Conclusion: Picking Winners and Losers
It is tempting to see an active period of fierce competition and change in the computing industry as a prelude to a Darwinian shake out of computer architectures and vendors from the marketplace. But history has always shown that such battles are almost always inconclusive. Although the writing is clearly on the wall for the MIPS architecture in the workstation and server market, it appears to have a bright future ahead of it in embedded control applications in telecom and consumer markets. MIPS wasn’t defeated in the competitive high end 64-bit MPU marketplace due to technological problems, or the superiority of other processor families. MIPS’s defeat occurred due to a self-fulfilling prophecy initiated by a crisis of confidence in the minds of SGI executive management, who were unwilling to invest in new processor core development out of the fear they couldn’t keep up with IA-64. Score one for Intel’s trademark ability to engage in, and win, campaigns of psychological warfare against competitors (which is rivaled perhaps only by Microsoft).
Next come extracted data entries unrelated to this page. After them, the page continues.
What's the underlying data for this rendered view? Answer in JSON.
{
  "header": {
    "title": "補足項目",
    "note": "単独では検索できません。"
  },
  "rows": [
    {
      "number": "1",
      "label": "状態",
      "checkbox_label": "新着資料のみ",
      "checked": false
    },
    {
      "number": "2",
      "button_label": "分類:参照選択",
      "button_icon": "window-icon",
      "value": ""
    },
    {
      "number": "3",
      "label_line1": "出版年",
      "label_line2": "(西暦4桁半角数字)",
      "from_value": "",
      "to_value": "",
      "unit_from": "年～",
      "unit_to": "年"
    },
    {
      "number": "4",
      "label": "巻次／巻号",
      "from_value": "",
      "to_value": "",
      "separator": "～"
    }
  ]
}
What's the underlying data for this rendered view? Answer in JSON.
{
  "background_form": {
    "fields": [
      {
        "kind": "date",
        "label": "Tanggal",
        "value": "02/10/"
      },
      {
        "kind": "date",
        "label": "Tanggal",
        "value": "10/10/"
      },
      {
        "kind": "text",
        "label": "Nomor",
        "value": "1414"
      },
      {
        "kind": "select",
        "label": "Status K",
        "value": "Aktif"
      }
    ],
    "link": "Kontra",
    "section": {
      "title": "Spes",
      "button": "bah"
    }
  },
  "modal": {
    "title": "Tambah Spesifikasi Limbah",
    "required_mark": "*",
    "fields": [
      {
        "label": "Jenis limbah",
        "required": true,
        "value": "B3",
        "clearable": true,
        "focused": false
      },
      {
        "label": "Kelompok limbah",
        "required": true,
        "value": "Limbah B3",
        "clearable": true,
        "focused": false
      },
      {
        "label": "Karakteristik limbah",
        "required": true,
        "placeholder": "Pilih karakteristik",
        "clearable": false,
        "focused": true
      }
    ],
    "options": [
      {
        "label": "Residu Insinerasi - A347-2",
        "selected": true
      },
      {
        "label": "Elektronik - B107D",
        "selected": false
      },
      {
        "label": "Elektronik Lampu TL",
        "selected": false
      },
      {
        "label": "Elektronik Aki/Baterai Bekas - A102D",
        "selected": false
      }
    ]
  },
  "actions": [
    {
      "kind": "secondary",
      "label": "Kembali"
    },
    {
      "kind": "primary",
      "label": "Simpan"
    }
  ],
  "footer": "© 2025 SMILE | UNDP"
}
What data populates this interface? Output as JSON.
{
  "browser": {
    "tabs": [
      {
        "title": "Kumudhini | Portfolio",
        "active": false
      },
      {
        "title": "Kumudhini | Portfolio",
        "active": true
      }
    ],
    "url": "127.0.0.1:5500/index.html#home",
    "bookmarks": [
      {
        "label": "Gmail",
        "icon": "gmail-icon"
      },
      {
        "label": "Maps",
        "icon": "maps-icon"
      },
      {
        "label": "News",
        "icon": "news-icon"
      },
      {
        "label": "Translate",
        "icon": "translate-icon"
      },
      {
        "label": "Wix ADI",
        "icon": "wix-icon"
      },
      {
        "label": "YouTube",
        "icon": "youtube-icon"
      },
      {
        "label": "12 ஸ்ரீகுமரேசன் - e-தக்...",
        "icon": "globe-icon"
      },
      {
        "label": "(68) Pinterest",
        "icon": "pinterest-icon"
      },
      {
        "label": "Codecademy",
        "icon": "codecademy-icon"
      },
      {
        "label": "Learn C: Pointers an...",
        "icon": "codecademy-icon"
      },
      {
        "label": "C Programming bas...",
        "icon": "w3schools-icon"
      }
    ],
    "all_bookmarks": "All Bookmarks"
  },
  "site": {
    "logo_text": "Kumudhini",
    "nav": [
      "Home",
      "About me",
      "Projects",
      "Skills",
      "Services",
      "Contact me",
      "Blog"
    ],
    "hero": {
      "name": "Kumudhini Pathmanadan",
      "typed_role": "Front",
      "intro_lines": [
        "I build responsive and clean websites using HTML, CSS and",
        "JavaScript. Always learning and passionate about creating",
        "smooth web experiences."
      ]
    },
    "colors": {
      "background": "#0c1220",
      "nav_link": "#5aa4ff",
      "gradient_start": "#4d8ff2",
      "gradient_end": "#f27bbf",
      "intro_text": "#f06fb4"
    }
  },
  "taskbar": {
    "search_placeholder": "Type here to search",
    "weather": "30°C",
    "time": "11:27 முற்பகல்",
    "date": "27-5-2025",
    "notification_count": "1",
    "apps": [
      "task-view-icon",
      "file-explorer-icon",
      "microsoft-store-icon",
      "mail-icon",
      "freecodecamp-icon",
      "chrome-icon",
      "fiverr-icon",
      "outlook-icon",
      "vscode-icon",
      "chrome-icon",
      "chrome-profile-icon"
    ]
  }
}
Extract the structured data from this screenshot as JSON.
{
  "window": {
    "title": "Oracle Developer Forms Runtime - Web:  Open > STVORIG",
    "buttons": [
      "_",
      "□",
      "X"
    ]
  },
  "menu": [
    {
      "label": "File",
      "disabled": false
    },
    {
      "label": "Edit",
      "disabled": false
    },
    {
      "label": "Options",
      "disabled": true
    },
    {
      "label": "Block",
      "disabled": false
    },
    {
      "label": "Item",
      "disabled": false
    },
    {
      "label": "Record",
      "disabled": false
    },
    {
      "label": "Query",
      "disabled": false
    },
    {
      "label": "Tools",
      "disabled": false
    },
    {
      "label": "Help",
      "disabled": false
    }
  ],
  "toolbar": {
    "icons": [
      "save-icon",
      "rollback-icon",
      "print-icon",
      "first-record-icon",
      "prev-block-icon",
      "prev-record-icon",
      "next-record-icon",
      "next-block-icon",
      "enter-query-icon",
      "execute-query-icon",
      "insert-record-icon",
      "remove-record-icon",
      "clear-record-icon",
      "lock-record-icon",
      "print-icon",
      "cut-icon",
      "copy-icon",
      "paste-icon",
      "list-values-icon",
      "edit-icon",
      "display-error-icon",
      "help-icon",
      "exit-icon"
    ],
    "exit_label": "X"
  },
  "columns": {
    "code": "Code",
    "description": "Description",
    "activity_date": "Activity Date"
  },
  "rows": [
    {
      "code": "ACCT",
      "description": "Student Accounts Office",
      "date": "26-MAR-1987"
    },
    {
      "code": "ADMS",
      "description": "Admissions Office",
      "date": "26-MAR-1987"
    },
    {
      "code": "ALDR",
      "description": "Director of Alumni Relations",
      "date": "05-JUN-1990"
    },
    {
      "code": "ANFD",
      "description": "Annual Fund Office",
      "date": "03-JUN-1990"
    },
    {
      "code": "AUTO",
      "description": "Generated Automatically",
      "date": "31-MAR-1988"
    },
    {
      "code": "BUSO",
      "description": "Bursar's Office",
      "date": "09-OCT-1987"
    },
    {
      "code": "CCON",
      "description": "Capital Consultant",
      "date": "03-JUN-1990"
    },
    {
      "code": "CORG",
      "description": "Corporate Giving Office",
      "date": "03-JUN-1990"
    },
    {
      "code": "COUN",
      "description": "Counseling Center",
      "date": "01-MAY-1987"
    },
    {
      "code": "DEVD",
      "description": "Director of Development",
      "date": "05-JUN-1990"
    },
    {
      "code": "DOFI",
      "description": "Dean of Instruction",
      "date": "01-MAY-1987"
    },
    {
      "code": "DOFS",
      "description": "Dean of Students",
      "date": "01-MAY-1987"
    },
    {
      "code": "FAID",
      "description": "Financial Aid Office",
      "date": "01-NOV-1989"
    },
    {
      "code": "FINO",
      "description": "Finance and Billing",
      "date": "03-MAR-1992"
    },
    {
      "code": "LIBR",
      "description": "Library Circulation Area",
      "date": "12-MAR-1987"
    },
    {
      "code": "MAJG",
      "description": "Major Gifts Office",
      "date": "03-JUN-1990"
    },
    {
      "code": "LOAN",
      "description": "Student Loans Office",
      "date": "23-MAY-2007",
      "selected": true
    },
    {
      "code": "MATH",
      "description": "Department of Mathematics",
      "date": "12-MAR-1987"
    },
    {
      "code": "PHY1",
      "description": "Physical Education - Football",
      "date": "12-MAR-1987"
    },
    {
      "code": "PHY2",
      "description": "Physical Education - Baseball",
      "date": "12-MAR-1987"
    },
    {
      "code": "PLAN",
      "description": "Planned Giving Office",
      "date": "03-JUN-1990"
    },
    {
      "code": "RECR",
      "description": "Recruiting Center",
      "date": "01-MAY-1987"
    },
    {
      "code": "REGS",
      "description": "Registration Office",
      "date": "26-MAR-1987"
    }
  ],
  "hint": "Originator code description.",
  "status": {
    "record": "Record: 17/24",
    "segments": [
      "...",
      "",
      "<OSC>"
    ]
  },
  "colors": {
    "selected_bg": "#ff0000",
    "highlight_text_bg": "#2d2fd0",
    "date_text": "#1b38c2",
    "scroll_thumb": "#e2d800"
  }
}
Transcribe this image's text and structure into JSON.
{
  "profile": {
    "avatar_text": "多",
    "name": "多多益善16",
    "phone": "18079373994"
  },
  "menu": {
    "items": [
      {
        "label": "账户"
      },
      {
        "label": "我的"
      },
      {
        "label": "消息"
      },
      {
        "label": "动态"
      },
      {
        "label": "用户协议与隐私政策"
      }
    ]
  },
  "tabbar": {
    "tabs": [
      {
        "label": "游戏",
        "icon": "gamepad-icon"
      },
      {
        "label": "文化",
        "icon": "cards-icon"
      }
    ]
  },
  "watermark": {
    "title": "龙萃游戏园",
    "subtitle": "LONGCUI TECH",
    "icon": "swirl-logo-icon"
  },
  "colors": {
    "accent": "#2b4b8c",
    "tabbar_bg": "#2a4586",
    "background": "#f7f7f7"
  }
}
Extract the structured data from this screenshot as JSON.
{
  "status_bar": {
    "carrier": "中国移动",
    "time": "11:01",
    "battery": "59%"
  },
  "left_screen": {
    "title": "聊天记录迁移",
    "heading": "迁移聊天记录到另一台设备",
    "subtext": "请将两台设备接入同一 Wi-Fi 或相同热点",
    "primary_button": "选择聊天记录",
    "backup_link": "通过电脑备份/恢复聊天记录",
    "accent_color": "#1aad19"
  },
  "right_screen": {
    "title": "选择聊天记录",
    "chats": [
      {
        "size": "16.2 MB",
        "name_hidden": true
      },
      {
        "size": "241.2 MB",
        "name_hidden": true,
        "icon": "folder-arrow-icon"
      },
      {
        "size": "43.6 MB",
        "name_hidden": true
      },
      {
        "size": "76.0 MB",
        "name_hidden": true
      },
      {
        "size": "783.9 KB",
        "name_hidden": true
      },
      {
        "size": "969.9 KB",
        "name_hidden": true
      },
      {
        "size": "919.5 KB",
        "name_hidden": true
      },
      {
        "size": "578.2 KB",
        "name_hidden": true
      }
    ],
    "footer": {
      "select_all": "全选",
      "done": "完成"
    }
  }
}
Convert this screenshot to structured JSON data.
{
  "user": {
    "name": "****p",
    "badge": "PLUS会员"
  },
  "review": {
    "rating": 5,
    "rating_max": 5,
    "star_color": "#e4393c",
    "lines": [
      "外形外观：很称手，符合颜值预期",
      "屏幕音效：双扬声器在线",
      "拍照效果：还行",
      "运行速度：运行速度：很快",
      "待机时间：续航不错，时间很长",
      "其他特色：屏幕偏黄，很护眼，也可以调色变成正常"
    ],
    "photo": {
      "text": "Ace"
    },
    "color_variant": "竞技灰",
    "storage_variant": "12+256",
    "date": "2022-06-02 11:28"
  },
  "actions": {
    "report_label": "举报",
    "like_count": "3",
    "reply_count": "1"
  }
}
IA-64 processors will arrive on the 64-bit MPU scene and gradually grab market share. But this will be due more to who makes them rather than how they perform. And this share will largely come from IA-64 filling the voids left by MIPS and (eventually) PA-RISC and helping to grow the 64-bit market in the direction of the standard high volume server and workstation hardware niche currently occupied by Intel’s 32-bit Xeon product line. Like the claims made for the Intel i860 a decade earlier, the alleged superiority of IA-64 and EPIC will prove to be illusionary except for a tiny subset of computing problems. And there is little reason to believe that existing RISC processor families such as Alpha, POWER, and SPARC will not continue to be competitive and thrive in a rapidly growing 64-bit MPU marketplace on the basis of their current strengths.